The survey also indicates that while basic cost-shifting is a prevalent means for managing costs, there is evidence of a movement toward a more strategic approach that includes longer-term, consumer-oriented solutions. Companies that want to balance cost and employee relations are incorporating a more consumerist focus into their plans..

Employers are finding ways to make health care a shared responsibility and commitment between employer and employee by putting more decision-making power (and potentially cost-management power) into the hands of the employees. By providing appropriate tools and education, employers can help employees assume this responsibility.

More than one-third of the survey's respondents indicated they planned to introduce and expand wellness and preventive care programs. In addition, 36 percent plan to introduce or expand consumer-oriented elements within their traditional plans, while almost the same percentage will introduce or expand disease management initiatives.
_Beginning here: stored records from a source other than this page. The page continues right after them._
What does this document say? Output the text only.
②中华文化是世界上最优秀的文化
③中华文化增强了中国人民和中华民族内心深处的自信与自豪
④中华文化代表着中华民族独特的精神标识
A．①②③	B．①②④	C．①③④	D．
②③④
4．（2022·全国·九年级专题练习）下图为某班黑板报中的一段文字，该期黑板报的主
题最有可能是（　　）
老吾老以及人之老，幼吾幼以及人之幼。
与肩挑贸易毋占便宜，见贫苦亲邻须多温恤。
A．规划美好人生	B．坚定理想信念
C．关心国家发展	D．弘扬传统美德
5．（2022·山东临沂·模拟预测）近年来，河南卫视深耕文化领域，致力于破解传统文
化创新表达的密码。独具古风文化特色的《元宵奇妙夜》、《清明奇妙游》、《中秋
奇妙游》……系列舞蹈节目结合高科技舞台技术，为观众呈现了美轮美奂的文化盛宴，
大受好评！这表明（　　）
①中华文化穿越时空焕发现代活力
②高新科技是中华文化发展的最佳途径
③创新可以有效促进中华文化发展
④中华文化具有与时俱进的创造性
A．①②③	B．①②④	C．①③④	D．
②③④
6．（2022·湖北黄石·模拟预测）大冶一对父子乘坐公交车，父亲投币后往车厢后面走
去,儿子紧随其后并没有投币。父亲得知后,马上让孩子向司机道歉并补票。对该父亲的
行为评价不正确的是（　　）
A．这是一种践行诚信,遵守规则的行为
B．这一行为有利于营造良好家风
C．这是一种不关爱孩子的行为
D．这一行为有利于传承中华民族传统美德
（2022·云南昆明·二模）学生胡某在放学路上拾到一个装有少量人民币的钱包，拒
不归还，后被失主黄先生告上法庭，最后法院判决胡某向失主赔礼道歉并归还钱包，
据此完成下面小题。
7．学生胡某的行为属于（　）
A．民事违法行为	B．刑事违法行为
One potential trend is the increasingly popular move toward using the Internet to help employees become more educated health care consumers. The TP Track survey found that most employers are using Web-based solutions to implement consumer-oriented elements into their traditional plan designs. Many companies are providing Web-based employee health portals, often as part of an overall human resources portal, to support preventive care and wellness initiatives.

Which solution is right for you? Should you pass costs on to employees at the risk of losing some of them? Or, should you try to manage costs in some other way? It is a decision you need to come to through thoughtful and detailed analysis of your plans, and with the advice of your broker-consultant.

Below are questions to address to begin developing an effective strategy that is right for your organization.

* Is our program structure, plan design and pricing appropriate?

* Do we have the right vendors, services, contracting and funding in place?

* Are our employee communication efforts appropriate and effective?

* Do we have the right disease and case management programs for our employees?

* Do our pricing and plan design features encourage cost-conscious behavior on the part of our employees?

* Do our employee communication efforts and resources motivate our employees to become educated and effective health care consumers?